ほかのことは歌を認められて確立させてから
──今回の映画出演を機に、またお芝居の仕事が来たらどうします?
お話をいただけるのなら、またやってみたいですね。
──もし仮に、女優としての才能が開花して、お芝居が音楽以上に評価されるようなことがあったら?
うーん、その仮定に対して話すの、めっちゃ恥ずかしいですね(笑)。でもたぶん、演技に限らず文を書いたり絵を描いたり、作ることは基本的に好きなんですよ。あと考えることも好き。もともとはその2つって一緒ですよね。1つの頭の中から出たものの量が多かったら本になるし、瞬発力を求めるなら歌かもしれへんっていう。だから演技に限らず、求めてくれる人がいるならいろんな表現はしてみたいなって思いますね。女優になる想像はできないですけど(笑)。

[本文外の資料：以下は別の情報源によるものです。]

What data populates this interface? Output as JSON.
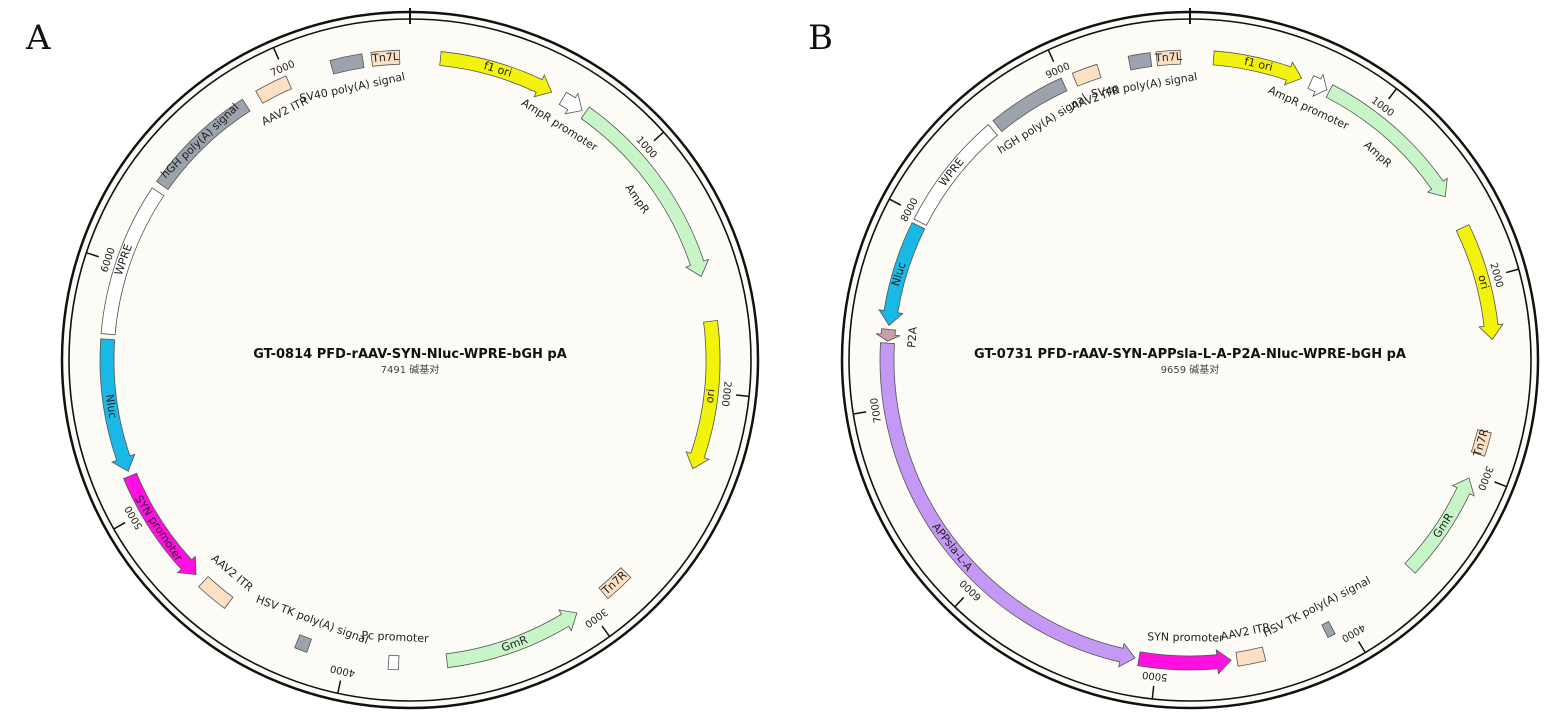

──じゃあもしほかの表現をすることになったら歌はどうしますか? 一旦お休み?
いや、もちろん続けますね。私の場合、道が二股になることはなくて、そこには絶対に歌が通ってると思います。去年からやってる絵の仕事(「泉 沙世子通信(仮)」)や今回の映画も、あくまで歌手の泉 沙世子っていうのがあるから許されるラインだと思っていて。だからほかのことをやるにしても、ちゃんとその間口になってくれる歌を認められて確立させてからじゃないと。ただ、もし絵や演技がしたいって思いが強くなったらそれは同時に歌への向上心も引き上げてくれると思うので、いいことだなと思います。
収録曲
- カス
- グレーゾーン
- カス(instrumental)
- グレーゾーン(instrumental)
泉 沙世子(いずみさよこ)
1988年10月28日、大阪府豊中市生まれのシンガーソングライター。岡山県で育ち、小学生のときに歌手を志す。中学生時代よりオーディションを受け始め、高校卒業後に上京。地道な音楽活動を続け、2012年に開催されたキングレコード創業80周年記念オーディション「Dream Vocal Audition」でグランプリを受賞し、2012年11月にシングル「スクランブル」でメジャーデビューを果たした。2014年1月に4thシングル「カス」をリリース。表題曲「カス」は自身も出演する映画「ヨコハマ物語」の主題歌に採用された。